8h00. J’arrive à la rédaction. Pour la première fois, je suis d’actu matin : je commence plus tôt, je dois réaliser un sujet pour le journal de midi, il est possible que je doive être en direct à midi, avant de poursuive mon tournage l’après-midi pour produire une « version soir » de mon sujet.

Le rédacteur-en-chef du jour me confie un sujet. Il s’agit d’un débrayage des salariés de La Redoute à Roubaix, mécontents de la suppression annoncée du « bus des mines », un autobus financé par l’entreprise depuis des décennies pour emmener au travail les salariées vivant dans le bassin minier. Problème : très vite, un syndicaliste me dit par téléphone que le débrayage n’est pas reconduit aujourd’hui, que le bus est arrivé depuis longtemps puisque tout le monde travaille depuis 8h00 et qu’aucun syndicaliste ne pourra me répondre car ils sont en comité d’entreprise. Bref, c’était une actualité d’hier (jour de publication du papier dans la Voix du Nord, source de mon chef) et je ne pourrai rien faire ce matin.

J’en parle à mon chef, qui me confie alors une autre mission : trouver Jermaine Jackson et lui demander si et pourquoi il annule son concert, ce soir, au casino Barrière de Lille (info RTL). Donc l’idée c’est que moi, petit journaliste de France 3 Nord – Pas-de-Calais, je dégote une interview du frère de Michael Jackson dans les deux heures.
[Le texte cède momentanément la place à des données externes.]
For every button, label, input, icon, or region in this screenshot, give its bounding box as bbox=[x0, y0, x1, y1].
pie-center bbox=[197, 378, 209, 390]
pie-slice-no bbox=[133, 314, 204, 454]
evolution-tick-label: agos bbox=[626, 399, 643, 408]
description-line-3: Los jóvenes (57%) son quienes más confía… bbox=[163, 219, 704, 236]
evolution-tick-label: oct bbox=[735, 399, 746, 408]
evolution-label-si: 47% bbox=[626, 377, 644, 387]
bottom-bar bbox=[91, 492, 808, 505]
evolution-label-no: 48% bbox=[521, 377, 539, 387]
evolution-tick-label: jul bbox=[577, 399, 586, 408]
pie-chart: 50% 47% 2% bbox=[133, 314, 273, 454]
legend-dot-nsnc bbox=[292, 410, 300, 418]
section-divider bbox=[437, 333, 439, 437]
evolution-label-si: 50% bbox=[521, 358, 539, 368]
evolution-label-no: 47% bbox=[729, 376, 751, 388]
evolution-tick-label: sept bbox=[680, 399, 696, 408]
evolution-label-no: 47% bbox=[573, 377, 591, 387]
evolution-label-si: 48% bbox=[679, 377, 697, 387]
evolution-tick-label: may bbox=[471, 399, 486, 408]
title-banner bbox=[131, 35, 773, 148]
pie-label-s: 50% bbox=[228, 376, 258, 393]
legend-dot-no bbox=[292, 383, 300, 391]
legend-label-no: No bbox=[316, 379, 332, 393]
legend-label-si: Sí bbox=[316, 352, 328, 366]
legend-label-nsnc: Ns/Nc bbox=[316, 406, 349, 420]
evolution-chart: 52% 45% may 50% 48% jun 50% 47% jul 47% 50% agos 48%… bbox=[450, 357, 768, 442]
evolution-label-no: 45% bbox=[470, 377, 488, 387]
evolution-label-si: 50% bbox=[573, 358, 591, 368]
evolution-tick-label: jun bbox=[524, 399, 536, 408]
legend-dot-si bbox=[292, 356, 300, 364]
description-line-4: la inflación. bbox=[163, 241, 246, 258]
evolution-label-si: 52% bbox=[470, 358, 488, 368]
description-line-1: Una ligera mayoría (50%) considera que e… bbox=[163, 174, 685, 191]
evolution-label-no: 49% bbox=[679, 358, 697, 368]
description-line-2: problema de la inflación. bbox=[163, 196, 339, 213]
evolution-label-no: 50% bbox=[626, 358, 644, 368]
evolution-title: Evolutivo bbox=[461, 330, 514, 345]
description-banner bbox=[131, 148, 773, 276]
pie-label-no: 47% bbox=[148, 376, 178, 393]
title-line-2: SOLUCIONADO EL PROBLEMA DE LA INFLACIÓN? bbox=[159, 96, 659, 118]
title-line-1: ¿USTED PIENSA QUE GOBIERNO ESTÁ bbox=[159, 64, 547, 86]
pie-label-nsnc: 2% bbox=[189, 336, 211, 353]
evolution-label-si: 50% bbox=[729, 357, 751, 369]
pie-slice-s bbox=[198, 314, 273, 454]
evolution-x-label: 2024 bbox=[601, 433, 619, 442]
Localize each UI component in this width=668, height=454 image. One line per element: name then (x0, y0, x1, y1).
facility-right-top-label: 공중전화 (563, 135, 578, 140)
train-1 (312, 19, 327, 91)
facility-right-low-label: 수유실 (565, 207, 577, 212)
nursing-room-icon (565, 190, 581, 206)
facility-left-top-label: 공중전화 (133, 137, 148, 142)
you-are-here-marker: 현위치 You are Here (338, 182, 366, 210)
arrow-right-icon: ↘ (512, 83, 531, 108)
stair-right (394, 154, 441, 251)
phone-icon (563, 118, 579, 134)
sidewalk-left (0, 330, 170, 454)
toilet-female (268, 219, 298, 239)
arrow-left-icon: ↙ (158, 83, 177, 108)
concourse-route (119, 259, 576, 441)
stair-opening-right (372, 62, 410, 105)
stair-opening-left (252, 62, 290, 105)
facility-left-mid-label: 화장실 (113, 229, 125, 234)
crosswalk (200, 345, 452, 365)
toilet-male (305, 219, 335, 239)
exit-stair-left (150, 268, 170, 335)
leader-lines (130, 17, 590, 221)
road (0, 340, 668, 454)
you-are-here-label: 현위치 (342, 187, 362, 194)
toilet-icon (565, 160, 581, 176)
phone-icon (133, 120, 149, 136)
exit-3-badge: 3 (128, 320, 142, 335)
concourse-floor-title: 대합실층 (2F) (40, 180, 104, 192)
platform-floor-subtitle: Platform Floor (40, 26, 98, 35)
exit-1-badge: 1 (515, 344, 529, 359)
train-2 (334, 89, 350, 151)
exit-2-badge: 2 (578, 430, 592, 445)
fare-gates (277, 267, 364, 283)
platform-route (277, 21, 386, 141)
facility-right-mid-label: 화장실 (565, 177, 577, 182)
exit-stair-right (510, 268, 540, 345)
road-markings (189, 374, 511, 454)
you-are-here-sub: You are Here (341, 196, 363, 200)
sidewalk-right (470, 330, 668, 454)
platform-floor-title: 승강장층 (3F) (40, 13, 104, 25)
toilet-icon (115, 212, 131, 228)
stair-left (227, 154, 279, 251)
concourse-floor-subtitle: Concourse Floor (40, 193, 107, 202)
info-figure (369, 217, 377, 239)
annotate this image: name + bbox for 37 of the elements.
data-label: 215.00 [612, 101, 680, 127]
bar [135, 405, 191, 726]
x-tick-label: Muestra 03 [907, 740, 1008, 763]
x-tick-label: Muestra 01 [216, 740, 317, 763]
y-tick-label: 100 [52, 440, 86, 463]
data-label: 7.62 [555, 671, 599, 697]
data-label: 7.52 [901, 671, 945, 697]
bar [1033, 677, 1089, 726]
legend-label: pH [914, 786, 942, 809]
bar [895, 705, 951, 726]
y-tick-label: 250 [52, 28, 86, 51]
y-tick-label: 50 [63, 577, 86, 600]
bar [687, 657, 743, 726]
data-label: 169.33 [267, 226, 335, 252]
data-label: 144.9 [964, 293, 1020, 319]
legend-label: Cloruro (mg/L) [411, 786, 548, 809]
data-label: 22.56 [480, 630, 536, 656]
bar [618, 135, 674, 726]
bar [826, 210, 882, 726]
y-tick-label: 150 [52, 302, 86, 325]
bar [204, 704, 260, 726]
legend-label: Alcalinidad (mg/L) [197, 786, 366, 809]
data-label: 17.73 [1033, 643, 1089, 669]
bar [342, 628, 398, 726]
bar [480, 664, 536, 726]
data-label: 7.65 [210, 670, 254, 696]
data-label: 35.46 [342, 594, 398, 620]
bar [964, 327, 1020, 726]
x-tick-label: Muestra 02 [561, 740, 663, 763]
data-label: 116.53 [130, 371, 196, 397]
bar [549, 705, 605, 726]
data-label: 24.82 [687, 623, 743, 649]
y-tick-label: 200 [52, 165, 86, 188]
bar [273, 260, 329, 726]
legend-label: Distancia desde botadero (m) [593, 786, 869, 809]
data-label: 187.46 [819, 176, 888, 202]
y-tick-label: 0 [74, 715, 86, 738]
Hum… c’est une vanne m’sieur ? La chose fait rire dans la rédaction.

Qu’importe, il faut au moins que je trouve un contact et des infos sur le sujet. La documentaliste me dégote quelques numéros de gens liés à ce spectacle, notamment celui du producteur. Selon Ouest France (qui était à Deauville pour l’une des représentations du spectacle), Jackson et son producteur ne peuvent plus se voir en peinture. Cela expliquerait l’annulation ? Il faudrait déjà savoir si elle est confirmée. J’appelle le casino… qui ne répondra qu’à 10h00. Mon interlocutrice me dit que le concert est maintenu. Merde ! Et je fais quoi comme sujet moi ? Mais c’est pas le pire. Le casino refuse de me parler. Sachant que parallèlement, le producteur ne répond pas au téléphone, je suis à poil.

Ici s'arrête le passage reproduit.